When I turned eighteen, I noticed my father’s friend, Hugo Sarkozi, came to our house more often to vent his grievances. Hugo ran a liberal news publication called Le Circle Rouge, a paper that I often found my father reading in the evenings. Many found it odd that the owner of a cotton mill was friends with a news publisher. They met in a coffee house many years ago, and took a liking to discussing liberal politics with one another. Hugo would often complain about the rising poverty line, the broken economy, civil unrest and the king’s desire for absolutist rule. Sometime in July, I believe it was the 26th, Hugo barged into the house with my father. He was stammering about what I would later discover where called the July Ordinances. These where a list of rules established by Charles X to maintain order and power in France. Out of all the unethical ordinances that arose at this time, none infuriated Hugo and my father more than the suspension of the liberty of the press, and the suspension of their right to vote for members of the Chamber of Commerce. Right before barging in, Mr. Sarkozi’s publishing house had been raided by the police. As stated before, Charles X had banned most all means of the press, so practically all of Hugo’s papers were confiscated. Anyway, in our house Hugo was screaming “they’ve seized everything! All of our papers, gone.” I believe he was crying. I was writing a letter when they came in. I hadn’t noticed anything unusual that day, except maybe the dry heat that kept me inside. Hugo and my father grabbed me, and led me to the front door. It was here that I finally heard the chanting.
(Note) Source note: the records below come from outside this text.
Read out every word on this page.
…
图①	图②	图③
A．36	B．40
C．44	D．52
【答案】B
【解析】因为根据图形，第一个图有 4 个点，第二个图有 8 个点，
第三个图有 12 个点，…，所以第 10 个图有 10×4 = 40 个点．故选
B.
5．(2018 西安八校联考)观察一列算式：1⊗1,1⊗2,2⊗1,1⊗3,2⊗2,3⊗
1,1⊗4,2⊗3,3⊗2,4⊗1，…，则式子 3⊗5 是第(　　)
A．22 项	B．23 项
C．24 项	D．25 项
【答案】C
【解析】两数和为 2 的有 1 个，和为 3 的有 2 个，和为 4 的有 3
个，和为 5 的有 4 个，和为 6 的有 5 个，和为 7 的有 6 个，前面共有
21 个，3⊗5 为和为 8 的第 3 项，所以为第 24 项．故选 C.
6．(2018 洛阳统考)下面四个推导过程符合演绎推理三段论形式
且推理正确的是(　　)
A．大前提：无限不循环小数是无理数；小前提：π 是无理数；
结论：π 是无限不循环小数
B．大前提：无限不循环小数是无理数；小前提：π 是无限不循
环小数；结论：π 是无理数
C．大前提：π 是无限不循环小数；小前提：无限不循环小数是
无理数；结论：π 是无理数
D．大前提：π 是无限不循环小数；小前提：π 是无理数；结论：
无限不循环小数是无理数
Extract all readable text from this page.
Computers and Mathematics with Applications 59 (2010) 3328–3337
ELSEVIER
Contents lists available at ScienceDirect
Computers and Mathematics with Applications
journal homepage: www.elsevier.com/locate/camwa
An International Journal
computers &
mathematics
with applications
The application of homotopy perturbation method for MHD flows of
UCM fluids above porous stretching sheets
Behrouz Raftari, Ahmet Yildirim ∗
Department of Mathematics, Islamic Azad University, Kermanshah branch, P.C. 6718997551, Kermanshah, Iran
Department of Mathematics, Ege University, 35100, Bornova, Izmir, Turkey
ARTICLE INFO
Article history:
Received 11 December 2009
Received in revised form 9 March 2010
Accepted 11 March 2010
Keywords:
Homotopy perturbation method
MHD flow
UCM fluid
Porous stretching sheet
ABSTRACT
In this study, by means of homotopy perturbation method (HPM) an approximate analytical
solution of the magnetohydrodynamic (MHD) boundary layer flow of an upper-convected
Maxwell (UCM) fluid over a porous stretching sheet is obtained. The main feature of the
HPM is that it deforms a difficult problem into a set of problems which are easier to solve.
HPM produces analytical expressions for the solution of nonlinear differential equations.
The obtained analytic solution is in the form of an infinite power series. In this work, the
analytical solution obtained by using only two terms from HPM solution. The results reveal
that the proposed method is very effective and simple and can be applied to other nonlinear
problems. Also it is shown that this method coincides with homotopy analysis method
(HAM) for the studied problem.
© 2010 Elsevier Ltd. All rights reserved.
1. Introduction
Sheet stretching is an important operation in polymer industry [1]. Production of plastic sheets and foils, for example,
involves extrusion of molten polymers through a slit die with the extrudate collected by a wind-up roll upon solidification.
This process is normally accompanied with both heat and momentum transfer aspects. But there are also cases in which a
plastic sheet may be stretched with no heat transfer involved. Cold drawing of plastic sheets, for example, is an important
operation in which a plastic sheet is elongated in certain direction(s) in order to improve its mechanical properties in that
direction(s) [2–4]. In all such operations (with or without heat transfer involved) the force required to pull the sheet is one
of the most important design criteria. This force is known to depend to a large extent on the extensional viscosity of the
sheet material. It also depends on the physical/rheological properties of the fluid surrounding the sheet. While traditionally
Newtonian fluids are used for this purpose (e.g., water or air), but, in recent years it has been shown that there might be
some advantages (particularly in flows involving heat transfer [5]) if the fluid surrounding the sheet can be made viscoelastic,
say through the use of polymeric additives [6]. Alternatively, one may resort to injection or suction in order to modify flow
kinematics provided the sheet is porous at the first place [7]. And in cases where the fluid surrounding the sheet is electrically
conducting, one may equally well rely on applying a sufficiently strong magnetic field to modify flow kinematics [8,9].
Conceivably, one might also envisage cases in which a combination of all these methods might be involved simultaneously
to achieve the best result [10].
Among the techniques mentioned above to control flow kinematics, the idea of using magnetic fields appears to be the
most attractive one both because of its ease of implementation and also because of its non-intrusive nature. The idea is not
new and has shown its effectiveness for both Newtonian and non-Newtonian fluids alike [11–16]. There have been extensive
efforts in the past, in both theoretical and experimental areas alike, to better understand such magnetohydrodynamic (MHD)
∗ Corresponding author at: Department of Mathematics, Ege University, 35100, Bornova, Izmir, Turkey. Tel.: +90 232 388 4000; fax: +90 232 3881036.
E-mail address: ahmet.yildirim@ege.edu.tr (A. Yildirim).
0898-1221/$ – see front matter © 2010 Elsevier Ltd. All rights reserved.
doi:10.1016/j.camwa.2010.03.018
It was hard to make out at first, but the second I stepped outside into the crisp night, between Hugo and my father, the words were unmistakable. “Down with the Bourbons, long live the charter!” rang down the city streets as the mobs marched. We strolled along the streets of Paris amidst the chanting crowds. All the strung-up lamps swayed in the wind, as they waited their turn to be smashed by discontented protestor. Most of the lamps had been shattered by late evening and it became far too dark to see, so we went back home. That was my first real taste of revolution.